The facility is the biggest fruit processing factory in West Africa, with the capacity to process 10 tons of fruits per hour.

Funded by the Exim Bank Ghana Limited, the agricultural industrial intervention has significantly gingered the spirit of entrepreneurship in many Ghanaians as its office keeps receiving quantities of business proposals from various entities and persons across the world.

Operation prospects

Per the company’s five-year strategy vision, it is cultivating more than 4,000 acres of pineapples in many communities in the district as well as in the neighbouring districts that would, in all, produce 80 million fruits per annum for the processing line.

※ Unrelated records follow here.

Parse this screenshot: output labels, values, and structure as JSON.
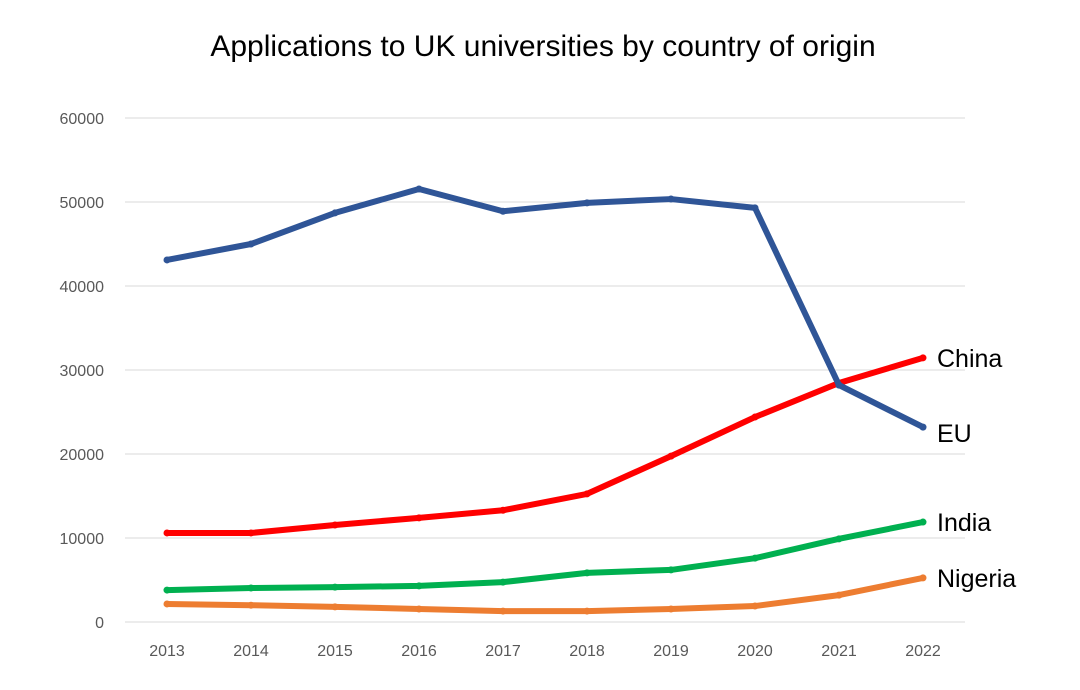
{
  "chart_data": {
    "type": "line",
    "title": "Applications to UK universities by country of origin",
    "xlabel": "",
    "ylabel": "",
    "x": [
      2013,
      2014,
      2015,
      2016,
      2017,
      2018,
      2019,
      2020,
      2021,
      2022
    ],
    "x_tick_labels": [
      "2013",
      "2014",
      "2015",
      "2016",
      "2017",
      "2018",
      "2019",
      "2020",
      "2021",
      "2022"
    ],
    "ylim": [
      0,
      60000
    ],
    "y_ticks": [
      0,
      10000,
      20000,
      30000,
      40000,
      50000,
      60000
    ],
    "y_tick_labels": [
      "0",
      "10000",
      "20000",
      "30000",
      "40000",
      "50000",
      "60000"
    ],
    "grid": "horizontal",
    "legend": "direct labels at line ends",
    "series": [
      {
        "name": "EU",
        "color": "#2f5597",
        "values": [
          43100,
          45000,
          48700,
          51550,
          48900,
          49900,
          50350,
          49300,
          28200,
          23200
        ]
      },
      {
        "name": "China",
        "color": "#ff0000",
        "values": [
          10600,
          10600,
          11550,
          12400,
          13300,
          15250,
          19750,
          24400,
          28450,
          31450
        ]
      },
      {
        "name": "India",
        "color": "#00b050",
        "values": [
          3800,
          4050,
          4150,
          4300,
          4750,
          5850,
          6200,
          7600,
          9900,
          11900
        ]
      },
      {
        "name": "Nigeria",
        "color": "#ed7d31",
        "values": [
          2150,
          2000,
          1800,
          1550,
          1300,
          1300,
          1550,
          1900,
          3200,
          5250
        ]
      }
    ]
  }
}
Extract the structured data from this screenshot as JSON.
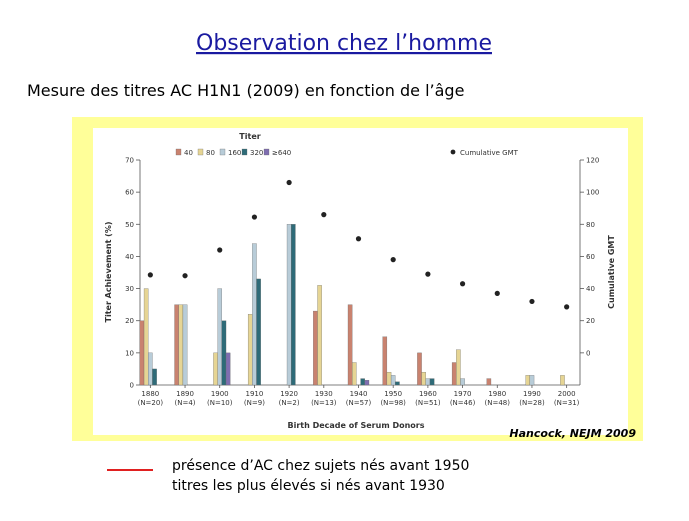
{
  "slide": {
    "title": "Observation chez l’homme",
    "subtitle": "Mesure des titres AC  H1N1 (2009) en fonction de l’âge",
    "citation": "Hancock, NEJM 2009",
    "notes": [
      "présence d’AC chez sujets nés avant 1950",
      "titres  les plus élevés si nés avant 1930"
    ]
  },
  "chart_data": {
    "type": "bar",
    "legend_title": "Titer",
    "x_label": "Birth Decade of Serum Donors",
    "y_label": "Titer Achievement (%)",
    "y2_label": "Cumulative GMT",
    "categories": [
      "1880",
      "1890",
      "1900",
      "1910",
      "1920",
      "1930",
      "1940",
      "1950",
      "1960",
      "1970",
      "1980",
      "1990",
      "2000"
    ],
    "category_counts": [
      "(N=20)",
      "(N=4)",
      "(N=10)",
      "(N=9)",
      "(N=2)",
      "(N=13)",
      "(N=57)",
      "(N=98)",
      "(N=51)",
      "(N=46)",
      "(N=48)",
      "(N=28)",
      "(N=31)"
    ],
    "series": [
      {
        "name": "40",
        "color": "#c9826f",
        "values": [
          20,
          25,
          0,
          0,
          0,
          23,
          25,
          15,
          10,
          7,
          2,
          0,
          0
        ]
      },
      {
        "name": "80",
        "color": "#e6d594",
        "values": [
          30,
          25,
          10,
          22,
          0,
          31,
          7,
          4,
          4,
          11,
          0,
          3,
          3
        ]
      },
      {
        "name": "160",
        "color": "#b8ccd8",
        "values": [
          10,
          25,
          30,
          44,
          50,
          0,
          0,
          3,
          2,
          2,
          0,
          3,
          0
        ]
      },
      {
        "name": "320",
        "color": "#2e6b78",
        "values": [
          5,
          0,
          20,
          33,
          50,
          0,
          2,
          1,
          2,
          0,
          0,
          0,
          0
        ]
      },
      {
        "name": "≥640",
        "color": "#7f6eb0",
        "values": [
          0,
          0,
          10,
          0,
          0,
          0,
          1.5,
          0,
          0,
          0,
          0,
          0,
          0
        ]
      },
      {
        "name": "Cumulative GMT",
        "color": "#222222",
        "axis": "y2",
        "values": [
          48.5,
          48,
          64,
          84.5,
          106,
          86,
          71,
          58,
          49,
          43,
          37,
          32,
          28.6
        ]
      }
    ],
    "ylim": [
      0,
      70
    ],
    "yticks": [
      0,
      10,
      20,
      30,
      40,
      50,
      60,
      70
    ],
    "y2lim": [
      -20,
      120
    ],
    "y2ticks": [
      0,
      20,
      40,
      60,
      80,
      100,
      120
    ]
  }
}
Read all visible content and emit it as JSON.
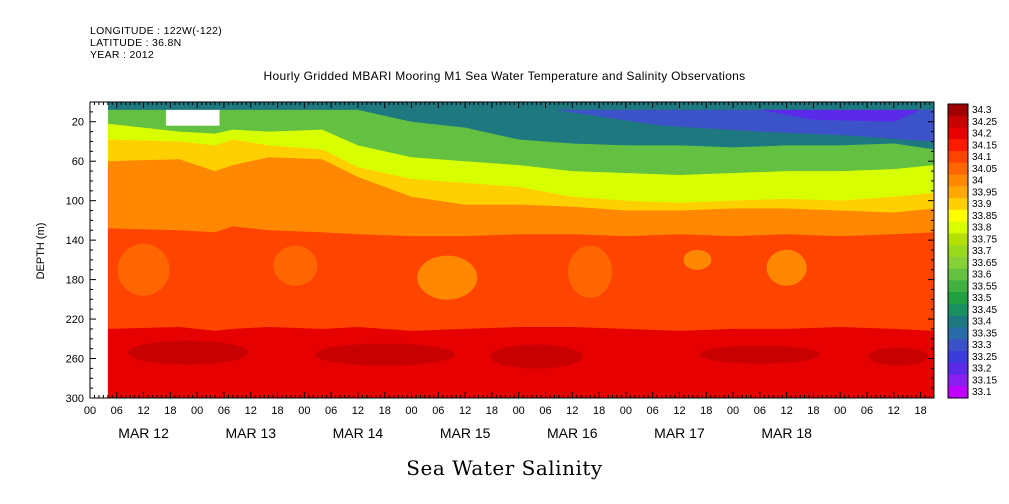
{
  "header": {
    "longitude": "LONGITUDE : 122W(-122)",
    "latitude": "LATITUDE : 36.8N",
    "year": "YEAR : 2012"
  },
  "chart_data": {
    "type": "heatmap",
    "title": "Hourly Gridded MBARI Mooring M1 Sea Water Temperature and Salinity Observations",
    "caption": "Sea Water Salinity",
    "ylabel": "DEPTH (m)",
    "ylim": [
      300,
      0
    ],
    "y_ticks": [
      20,
      60,
      100,
      140,
      180,
      220,
      260,
      300
    ],
    "x_hour_ticks": [
      "00",
      "06",
      "12",
      "18",
      "00",
      "06",
      "12",
      "18",
      "00",
      "06",
      "12",
      "18",
      "00",
      "06",
      "12",
      "18",
      "00",
      "06",
      "12",
      "18",
      "00",
      "06",
      "12",
      "18",
      "00",
      "06",
      "12",
      "18",
      "00",
      "06",
      "12",
      "18"
    ],
    "x_day_labels": [
      "MAR 12",
      "MAR 13",
      "MAR 14",
      "MAR 15",
      "MAR 16",
      "MAR 17",
      "MAR 18"
    ],
    "x_range_hours": [
      0,
      189
    ],
    "data_start_hour": 4,
    "missing_block": {
      "hours": [
        17,
        29
      ],
      "depth": [
        8,
        24
      ]
    },
    "colorbar_levels": [
      "34.3",
      "34.25",
      "34.2",
      "34.15",
      "34.1",
      "34.05",
      "34",
      "33.95",
      "33.9",
      "33.85",
      "33.8",
      "33.75",
      "33.7",
      "33.65",
      "33.6",
      "33.55",
      "33.5",
      "33.45",
      "33.4",
      "33.35",
      "33.3",
      "33.25",
      "33.2",
      "33.15",
      "33.1"
    ],
    "colorbar_colors": [
      "#a00000",
      "#c80000",
      "#e60000",
      "#ff1a00",
      "#ff4400",
      "#ff6600",
      "#ff8800",
      "#ffa800",
      "#ffd000",
      "#ffff00",
      "#d8ff00",
      "#b4e000",
      "#9ad81c",
      "#88d038",
      "#64c040",
      "#40b040",
      "#20a040",
      "#1a9060",
      "#1e7880",
      "#2a6ca8",
      "#3c52c8",
      "#3c3cdc",
      "#5a2ae8",
      "#8a20f0",
      "#c000ff"
    ],
    "series": [
      {
        "name": "isoline-33.45",
        "x": [
          4,
          20,
          28,
          32,
          40,
          52,
          60,
          72,
          84,
          96,
          108,
          120,
          132,
          144,
          156,
          168,
          180,
          189
        ],
        "y": [
          8,
          8,
          8,
          8,
          8,
          8,
          8,
          20,
          26,
          38,
          42,
          44,
          44,
          46,
          44,
          44,
          42,
          48
        ]
      },
      {
        "name": "isoline-33.7",
        "x": [
          4,
          20,
          28,
          32,
          40,
          52,
          60,
          72,
          84,
          96,
          108,
          120,
          132,
          144,
          156,
          168,
          180,
          189
        ],
        "y": [
          22,
          30,
          32,
          28,
          30,
          28,
          44,
          56,
          60,
          64,
          70,
          72,
          74,
          72,
          70,
          70,
          68,
          64
        ]
      },
      {
        "name": "isoline-33.9",
        "x": [
          4,
          20,
          28,
          32,
          40,
          52,
          60,
          72,
          84,
          96,
          108,
          120,
          132,
          144,
          156,
          168,
          180,
          189
        ],
        "y": [
          38,
          40,
          44,
          38,
          44,
          48,
          66,
          78,
          82,
          86,
          96,
          100,
          102,
          100,
          98,
          100,
          96,
          92
        ]
      },
      {
        "name": "isoline-34.0",
        "x": [
          4,
          20,
          28,
          32,
          40,
          52,
          60,
          72,
          84,
          96,
          108,
          120,
          132,
          144,
          156,
          168,
          180,
          189
        ],
        "y": [
          60,
          58,
          70,
          64,
          56,
          58,
          76,
          96,
          104,
          104,
          106,
          110,
          110,
          108,
          108,
          110,
          112,
          108
        ]
      },
      {
        "name": "isoline-34.1",
        "x": [
          4,
          20,
          28,
          32,
          40,
          52,
          60,
          72,
          84,
          96,
          108,
          120,
          132,
          144,
          156,
          168,
          180,
          189
        ],
        "y": [
          128,
          130,
          132,
          126,
          130,
          132,
          134,
          136,
          136,
          134,
          134,
          136,
          134,
          136,
          134,
          136,
          134,
          132
        ]
      },
      {
        "name": "isoline-34.2",
        "x": [
          4,
          20,
          28,
          32,
          40,
          52,
          60,
          72,
          84,
          96,
          108,
          120,
          132,
          144,
          156,
          168,
          180,
          189
        ],
        "y": [
          230,
          228,
          232,
          230,
          228,
          230,
          228,
          232,
          230,
          228,
          228,
          230,
          232,
          230,
          230,
          228,
          230,
          232
        ]
      }
    ]
  }
}
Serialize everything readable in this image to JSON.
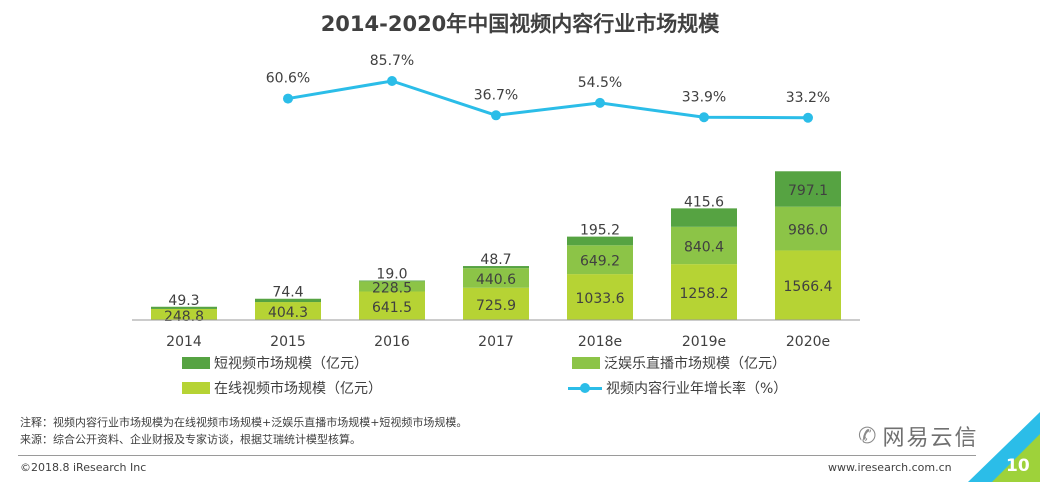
{
  "title": "2014-2020年中国视频内容行业市场规模",
  "chart_data": {
    "type": "bar",
    "stacked": true,
    "title": "2014-2020年中国视频内容行业市场规模",
    "categories": [
      "2014",
      "2015",
      "2016",
      "2017",
      "2018e",
      "2019e",
      "2020e"
    ],
    "series": [
      {
        "name": "在线视频市场规模（亿元）",
        "values": [
          248.8,
          404.3,
          641.5,
          725.9,
          1033.6,
          1258.2,
          1566.4
        ],
        "color": "#b6d334"
      },
      {
        "name": "泛娱乐直播市场规模（亿元）",
        "values": [
          0,
          0,
          228.5,
          440.6,
          649.2,
          840.4,
          986.0
        ],
        "color": "#8cc447"
      },
      {
        "name": "短视频市场规模（亿元）",
        "values": [
          49.3,
          74.4,
          19.0,
          48.7,
          195.2,
          415.6,
          797.1
        ],
        "color": "#56a342"
      }
    ],
    "series_labels": [
      [
        "248.8",
        "404.3",
        "641.5",
        "725.9",
        "1033.6",
        "1258.2",
        "1566.4"
      ],
      [
        "",
        "",
        "228.5",
        "440.6",
        "649.2",
        "840.4",
        "986.0"
      ],
      [
        "49.3",
        "74.4",
        "19.0",
        "48.7",
        "195.2",
        "415.6",
        "797.1"
      ]
    ],
    "line_series": {
      "name": "视频内容行业年增长率（%）",
      "categories": [
        "2015",
        "2016",
        "2017",
        "2018e",
        "2019e",
        "2020e"
      ],
      "values": [
        60.6,
        85.7,
        36.7,
        54.5,
        33.9,
        33.2
      ],
      "labels": [
        "60.6%",
        "85.7%",
        "36.7%",
        "54.5%",
        "33.9%",
        "33.2%"
      ],
      "color": "#2bbde8"
    },
    "xlabel": "",
    "ylabel": "",
    "legend_placement": "bottom",
    "grid": false
  },
  "legend": {
    "short_video": "短视频市场规模（亿元）",
    "live": "泛娱乐直播市场规模（亿元）",
    "online": "在线视频市场规模（亿元）",
    "growth": "视频内容行业年增长率（%）"
  },
  "notes": {
    "note": "注释：视频内容行业市场规模为在线视频市场规模+泛娱乐直播市场规模+短视频市场规模。",
    "source": "来源：综合公开资料、企业财报及专家访谈，根据艾瑞统计模型核算。"
  },
  "footer": {
    "copyright": "©2018.8 iResearch Inc",
    "website": "www.iresearch.com.cn",
    "page_number": "10"
  },
  "watermark": {
    "icon": "wechat-icon",
    "text": "网易云信"
  },
  "colors": {
    "online": "#b6d334",
    "live": "#8cc447",
    "short": "#56a342",
    "line": "#2bbde8",
    "corner_accent": "#2bbde8"
  }
}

It has also projected 600 acres per year, in preparing to switch to the next phase of cultivation that would see the expansion of its raw material base up to the projected 4,000 acres needed to feed the factory at full capacity.

The company also seeks to expand and sustain its 19 shared-grower sites established in Ekumfi Nanaben, Narkwa, Abor, Eyisam, Otuam, Egyaakwa, Asaman, and Gyankoma.

In all, share-growers engaged at the Gyankoma sites have cultivated nearly 600 acres of pineapples and keep planting every day to meet the eight-acre demand of pineapple per week for the factory.